Par Didier Pulicani - Publié le
Un chien des rues de Dacca croit avoir été Steve Jobs dans une existence antérieure. Des rumeurs à la vie dure chuchotent que le père de l'iPad s'est réincarné. Apple honore son mot d'ordre de "penser autrement" et lance la chasse au tulku de son président-fondateur.
Fables ou tome 2 de la biographie de Steve Jobs ?
Une odyssée aux sources de l'identité, à entreprendre que vous aduliez Steve Jobs, qu'il vous indispose ou vous indiffère ; que la métensomatose soit pour vous une évidence ou un nom d'oiseau.
Si vous avez achevé la biographie officielle, le roman
Les Vies de Steve(6,99€ sur Amazon) pourrait parfaitement prendre la suite de l'ouvrage d'Isaacson, à condition de se laisser porter par le bruit des vagues lorsque vous lirez cette fiction entre deux parasols. Ce n'est pas tous les jours qu'un auteur imagine iPapy réincarné en bâtard des rues de Dacca, l'homme-animal n'ayant pas perdu une miette de sa précédente vie à la tête d'Apple, alors qu'il se retrouve enfermé dans ce corps inconfortable à quatre pattes. En habitué de la marque, on esquisse un large sourire en entamant les premières pages, tout en se laissant prendre au jeu chapitre après chapitre... jusqu'à cette sensation bizarre où l'on finit par se demander
Et si tout cela n'était pas que de la pure fiction ?.
Très bien écrit, l'ouvrage se dévore rapidement, et lorsqu'on arrive au bout des 242 pages, vient déjà l'envie d'une suite d'ici l'été prochain ! Dans l'intervalle, Pierre Marmiesse a accepté de répondre à quelques unes de mes questions.
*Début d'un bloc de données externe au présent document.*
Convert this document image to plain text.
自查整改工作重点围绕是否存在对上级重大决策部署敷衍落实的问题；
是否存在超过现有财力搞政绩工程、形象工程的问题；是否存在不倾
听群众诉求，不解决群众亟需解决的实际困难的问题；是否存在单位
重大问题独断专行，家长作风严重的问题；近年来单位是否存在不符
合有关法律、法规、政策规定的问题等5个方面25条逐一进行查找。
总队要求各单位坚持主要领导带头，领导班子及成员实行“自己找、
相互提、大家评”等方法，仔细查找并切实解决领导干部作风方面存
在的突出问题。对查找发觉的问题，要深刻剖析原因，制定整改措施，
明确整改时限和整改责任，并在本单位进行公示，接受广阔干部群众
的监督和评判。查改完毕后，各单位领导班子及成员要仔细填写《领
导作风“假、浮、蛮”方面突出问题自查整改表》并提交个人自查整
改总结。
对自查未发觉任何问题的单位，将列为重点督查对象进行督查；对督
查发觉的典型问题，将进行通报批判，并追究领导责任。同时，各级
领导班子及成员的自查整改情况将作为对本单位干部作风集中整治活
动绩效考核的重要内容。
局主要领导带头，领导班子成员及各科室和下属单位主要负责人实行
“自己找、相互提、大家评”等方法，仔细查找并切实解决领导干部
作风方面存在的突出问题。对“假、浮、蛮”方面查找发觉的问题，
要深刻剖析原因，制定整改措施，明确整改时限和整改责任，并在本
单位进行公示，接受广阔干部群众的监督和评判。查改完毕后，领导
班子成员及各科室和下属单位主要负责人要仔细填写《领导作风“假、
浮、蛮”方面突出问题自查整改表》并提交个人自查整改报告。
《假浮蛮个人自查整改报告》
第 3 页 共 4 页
Garanties
sans spoiler, ses réponses complètent à merveille la lecture et je vous conseille de venir relire ces passages une fois le bouquin terminé.
D'où vous est venue l'idée d'aller réincarner Jobs en chien errant ?
En fait, l'idée était moins de le réincarner en chien errant que le réincarner en chien errant à Dacca. Le lieu était aussi important que l'animal. J'étais depuis longtemps curieux de vérifier de visu pourquoi le Bangla-Desh avait si mauvaise réputation. J'y suis allé il y a quatre ans. Mon deuxième jour à Dacca, je me suis fait renverser par une moto. C'était bien fait pour moi : elle roulait à contre-sens, mais à Dacca, croire au contre-sens en était un. Je me suis retrouvé avec une épaule cassée et dans le plâtre. Un bras en moins et voyageant seul, plus question de me déplacer dans le pays. Je n'avais pas non plus envie d'écourter mon séjour. Puisque les circonstances m'offraient une expérience inédite : deux semaines de
tourismeà Dacca, autant en profiter, cela sortait des sentiers battus. Quinze jours, j'ai visité la ville à pied. Pauvreté, pollution, chaos, mais aussi la sensation d'être pour de bon ailleurs, dépaysé comme par peu d'endroits. Les Occidentaux étaient si rares qu'on me prenait pour un Japonais. Dacca était l'antithèse de l'univers aseptisé et manucuré de la Silicon Valley, et donc, quand j'ai eu le projet du livre, m'a paru le lieu idéal pour y réimplanter Steve Jobs. En prime, j'y gagnerais le sentiment de ne pas m'être cassé l'épaule pour rien.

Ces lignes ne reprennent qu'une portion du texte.